Director Chan Ying-wai ‘s coming-of-age drama I Promised follows a teenage boy as he experiences desires and responsibilities, sweetness and cruelty in the aftermath of a tragic event; Yuen Han-yan ‘s documentary Love in the Valley of Daughters explores the love story and cultural differences between a city woman and a man from a matriarchal society in China’s Yunnan Province; film-industry veteran O Sing-pui’s romantic comedy-drama Sex is Guilt looks at death and sex, and asks which of the two is the greatest fear? The comedy While You Were Working from director Leung Ming-kai looks at a retired Hong Kong singer and her American neighbor who help a Filipino worker prepare for a singing competition.

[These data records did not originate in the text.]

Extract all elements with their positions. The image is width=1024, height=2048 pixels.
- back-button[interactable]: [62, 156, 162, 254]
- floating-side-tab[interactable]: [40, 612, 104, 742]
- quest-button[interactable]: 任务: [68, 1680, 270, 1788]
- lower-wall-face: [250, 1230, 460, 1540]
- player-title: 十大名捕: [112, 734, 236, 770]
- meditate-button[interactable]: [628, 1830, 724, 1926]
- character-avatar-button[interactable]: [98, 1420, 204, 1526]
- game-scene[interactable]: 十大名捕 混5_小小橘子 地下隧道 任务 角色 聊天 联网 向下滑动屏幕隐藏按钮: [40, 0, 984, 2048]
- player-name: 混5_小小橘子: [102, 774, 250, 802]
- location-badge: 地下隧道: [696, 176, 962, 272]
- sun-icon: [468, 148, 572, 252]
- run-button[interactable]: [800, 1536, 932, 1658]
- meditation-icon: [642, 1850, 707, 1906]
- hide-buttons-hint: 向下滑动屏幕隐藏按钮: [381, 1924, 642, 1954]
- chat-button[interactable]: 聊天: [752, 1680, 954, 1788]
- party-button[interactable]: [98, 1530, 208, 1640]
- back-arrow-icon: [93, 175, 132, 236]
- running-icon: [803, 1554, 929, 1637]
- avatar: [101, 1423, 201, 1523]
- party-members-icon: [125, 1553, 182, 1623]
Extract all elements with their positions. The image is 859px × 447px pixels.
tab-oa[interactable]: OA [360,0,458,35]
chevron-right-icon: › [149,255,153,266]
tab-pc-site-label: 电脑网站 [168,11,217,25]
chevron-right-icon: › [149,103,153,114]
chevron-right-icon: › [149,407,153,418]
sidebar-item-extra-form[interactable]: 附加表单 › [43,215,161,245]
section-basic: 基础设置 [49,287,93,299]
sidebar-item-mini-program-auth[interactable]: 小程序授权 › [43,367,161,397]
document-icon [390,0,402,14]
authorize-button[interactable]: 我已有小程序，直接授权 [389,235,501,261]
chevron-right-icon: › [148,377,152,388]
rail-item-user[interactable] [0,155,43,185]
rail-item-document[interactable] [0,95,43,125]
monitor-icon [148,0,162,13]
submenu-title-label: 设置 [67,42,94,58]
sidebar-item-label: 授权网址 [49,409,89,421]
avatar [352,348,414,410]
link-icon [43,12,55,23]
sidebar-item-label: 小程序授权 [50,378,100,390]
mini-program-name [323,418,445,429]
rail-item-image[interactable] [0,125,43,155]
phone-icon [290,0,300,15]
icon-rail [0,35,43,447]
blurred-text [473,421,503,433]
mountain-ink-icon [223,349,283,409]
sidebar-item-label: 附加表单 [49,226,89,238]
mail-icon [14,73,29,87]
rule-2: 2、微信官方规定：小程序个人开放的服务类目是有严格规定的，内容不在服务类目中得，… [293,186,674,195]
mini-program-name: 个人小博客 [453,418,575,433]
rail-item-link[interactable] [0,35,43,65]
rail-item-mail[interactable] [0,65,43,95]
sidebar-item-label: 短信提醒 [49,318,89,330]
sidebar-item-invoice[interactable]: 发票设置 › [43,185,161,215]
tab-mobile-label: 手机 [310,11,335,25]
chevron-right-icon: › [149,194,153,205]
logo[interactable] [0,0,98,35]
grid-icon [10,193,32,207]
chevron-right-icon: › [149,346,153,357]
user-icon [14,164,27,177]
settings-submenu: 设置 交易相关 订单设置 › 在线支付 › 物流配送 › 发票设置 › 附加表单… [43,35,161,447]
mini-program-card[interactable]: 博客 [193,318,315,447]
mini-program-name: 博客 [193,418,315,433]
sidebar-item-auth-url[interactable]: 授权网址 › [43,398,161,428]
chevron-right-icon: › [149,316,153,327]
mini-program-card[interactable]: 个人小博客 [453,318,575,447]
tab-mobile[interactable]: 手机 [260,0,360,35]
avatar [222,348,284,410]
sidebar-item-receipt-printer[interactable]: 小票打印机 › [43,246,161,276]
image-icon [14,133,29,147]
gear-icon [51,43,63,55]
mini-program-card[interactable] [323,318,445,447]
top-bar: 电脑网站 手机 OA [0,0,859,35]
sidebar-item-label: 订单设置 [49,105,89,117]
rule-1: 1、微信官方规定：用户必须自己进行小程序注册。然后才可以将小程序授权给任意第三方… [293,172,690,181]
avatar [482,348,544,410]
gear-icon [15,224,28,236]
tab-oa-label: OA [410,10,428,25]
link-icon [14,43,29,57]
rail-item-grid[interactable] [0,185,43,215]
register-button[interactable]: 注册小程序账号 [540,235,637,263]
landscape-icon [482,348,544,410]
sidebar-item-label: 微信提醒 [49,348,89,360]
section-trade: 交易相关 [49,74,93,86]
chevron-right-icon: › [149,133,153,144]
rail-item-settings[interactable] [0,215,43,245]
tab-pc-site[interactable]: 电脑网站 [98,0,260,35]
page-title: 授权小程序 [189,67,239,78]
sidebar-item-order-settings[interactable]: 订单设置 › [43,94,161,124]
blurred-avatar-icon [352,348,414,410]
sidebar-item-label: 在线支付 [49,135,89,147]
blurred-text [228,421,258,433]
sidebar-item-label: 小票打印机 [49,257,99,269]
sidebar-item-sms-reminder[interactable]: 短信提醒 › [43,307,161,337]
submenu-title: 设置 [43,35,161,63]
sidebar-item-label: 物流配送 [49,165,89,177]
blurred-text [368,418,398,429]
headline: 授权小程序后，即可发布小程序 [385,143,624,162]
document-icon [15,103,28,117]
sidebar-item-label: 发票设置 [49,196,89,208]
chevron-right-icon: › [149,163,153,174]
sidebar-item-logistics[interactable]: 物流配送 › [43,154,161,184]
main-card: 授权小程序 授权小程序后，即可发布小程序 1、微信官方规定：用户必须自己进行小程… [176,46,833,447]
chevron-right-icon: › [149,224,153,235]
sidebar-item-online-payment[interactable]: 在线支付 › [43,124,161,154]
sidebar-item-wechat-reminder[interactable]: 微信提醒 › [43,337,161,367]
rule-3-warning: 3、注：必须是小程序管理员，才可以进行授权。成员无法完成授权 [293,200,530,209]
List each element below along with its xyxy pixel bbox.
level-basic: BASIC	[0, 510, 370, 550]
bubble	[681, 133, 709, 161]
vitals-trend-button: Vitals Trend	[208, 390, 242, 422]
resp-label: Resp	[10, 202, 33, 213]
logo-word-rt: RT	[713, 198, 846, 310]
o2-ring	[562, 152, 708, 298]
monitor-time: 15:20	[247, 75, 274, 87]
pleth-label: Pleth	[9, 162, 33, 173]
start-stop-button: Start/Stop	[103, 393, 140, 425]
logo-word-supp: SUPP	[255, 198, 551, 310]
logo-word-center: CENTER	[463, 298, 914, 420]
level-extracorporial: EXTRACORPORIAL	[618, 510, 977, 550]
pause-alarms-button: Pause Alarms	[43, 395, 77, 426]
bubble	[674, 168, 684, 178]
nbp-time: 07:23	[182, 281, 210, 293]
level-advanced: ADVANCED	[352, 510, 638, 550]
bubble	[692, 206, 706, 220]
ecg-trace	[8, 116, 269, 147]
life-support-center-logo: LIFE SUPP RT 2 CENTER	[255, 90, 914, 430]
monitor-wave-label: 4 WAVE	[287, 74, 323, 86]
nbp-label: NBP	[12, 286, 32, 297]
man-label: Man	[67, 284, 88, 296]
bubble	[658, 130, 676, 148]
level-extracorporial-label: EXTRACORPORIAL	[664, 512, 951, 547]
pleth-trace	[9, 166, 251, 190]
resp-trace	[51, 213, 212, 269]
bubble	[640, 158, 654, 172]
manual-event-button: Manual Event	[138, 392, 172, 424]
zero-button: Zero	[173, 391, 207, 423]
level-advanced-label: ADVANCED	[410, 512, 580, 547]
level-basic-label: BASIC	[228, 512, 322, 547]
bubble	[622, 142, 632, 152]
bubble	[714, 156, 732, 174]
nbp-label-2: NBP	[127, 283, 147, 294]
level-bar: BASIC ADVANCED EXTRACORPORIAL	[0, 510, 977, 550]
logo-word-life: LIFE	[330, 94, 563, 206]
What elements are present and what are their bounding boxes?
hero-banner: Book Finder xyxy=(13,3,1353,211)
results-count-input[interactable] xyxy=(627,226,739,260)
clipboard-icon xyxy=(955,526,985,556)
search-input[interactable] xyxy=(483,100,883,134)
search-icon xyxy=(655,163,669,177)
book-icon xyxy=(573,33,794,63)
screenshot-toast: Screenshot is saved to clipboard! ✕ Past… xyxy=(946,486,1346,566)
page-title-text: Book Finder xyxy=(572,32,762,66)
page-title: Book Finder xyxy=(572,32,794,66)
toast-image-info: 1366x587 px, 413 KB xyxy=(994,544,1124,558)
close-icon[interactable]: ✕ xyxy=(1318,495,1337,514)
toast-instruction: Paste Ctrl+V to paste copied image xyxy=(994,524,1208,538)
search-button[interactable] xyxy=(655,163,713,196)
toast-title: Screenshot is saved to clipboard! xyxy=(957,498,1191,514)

Three countries to be represented at HAF for the first time
HAF is proud to announce four film projects from Cambodia, Mongolia and Russia — three countries that will be represented at the event for the first time. From Cambodia, Jake Watchel’s suspense-drama In the Next Life follows a young teenage girl living in Phnom Penh’s slums who investigates a boy’s past-life visions and uncovers a sinister conspiracy of literal, scientific reincarnation. In Twist of Fate, director Baasanjargal Orgodol of Mongolia seeks to genuinely portray the “true reality” of nomadic Mongols in his drama about a woman who marries twin brothers, and whose unconventional life leads to conflict and death.
Two projects from Russia look at love, marriage and betrayal. Set in Kyrgyzstan, Far Frontiers from director Maxim Dashkin explores the complicated relationship between faith and fidelity in his drama about the wife of a military commander who begins an affair with another officer. Tajikistan-born filmmaker Nigina Sayfullaeva’s Revnost examines the motivations of a woman who suspects her husband of having an affair and exacts revenge by entering sexual relationships with other men.
New projects from award-winning filmmakers and three Indonesian directors
Among this year’s short list are five established and award-winning directors presenting their latest projects. In mainland Chinese filmmaker Emily Tang’s A Man Used to Stay at My Room, a young disabled woman seeking to break away from a loveless marriage finds fame as a poet. Tang’s Perfect Life (2008) won the Tigers & Dragons Award at the Vancouver International Film Festival and the Golden Digital Award at the Hong Kong International Film Festival. Mainland director LIU Jian’s third animated feature, following Piercing (2010) and Have a Nice Day (2017), is Art College, a bitter-sweet look at youth, love and school life of two art students in the 1990s.
The Big Picture, the new project from E J-yong — the critically acclaimed South Korean director of Bacchus Lady (2016), Actresses (2009) and Scandal (2003) — follows a lawyer facing a mid-life crisis and who accidentally kills a man and steals his identity to realize his failed dream to become a photographer. Naive Melody from Taiwan-based director Arvin Chen, whose feature debut Au Revoir Taipei (2010) won the Asian Film Award at the Berlin Film Festival, is about an introverted young man who visits a brothel to lose his virginity, but instead falls into a complicated relationship with the brothel’s much older mama-san. In A Mountain Splits, Japanese director Tomina Tetsuya explores the conflict and dilemma between “the visible” and “the invisible,” which live in the same world yet are unable to intersect.
A trio of projects from Indonesia include Tale of the Land from Loeloe Hendra, about indigenous populations facing threats to their way of life; Vengeance is Mine, All Others Pay Cash, from Edwin, which takes aim at a society ruled by machismo and patriarchy; and Eddie Cahyono’s IMAH, which follows a fisherman searching for his wife’s killer.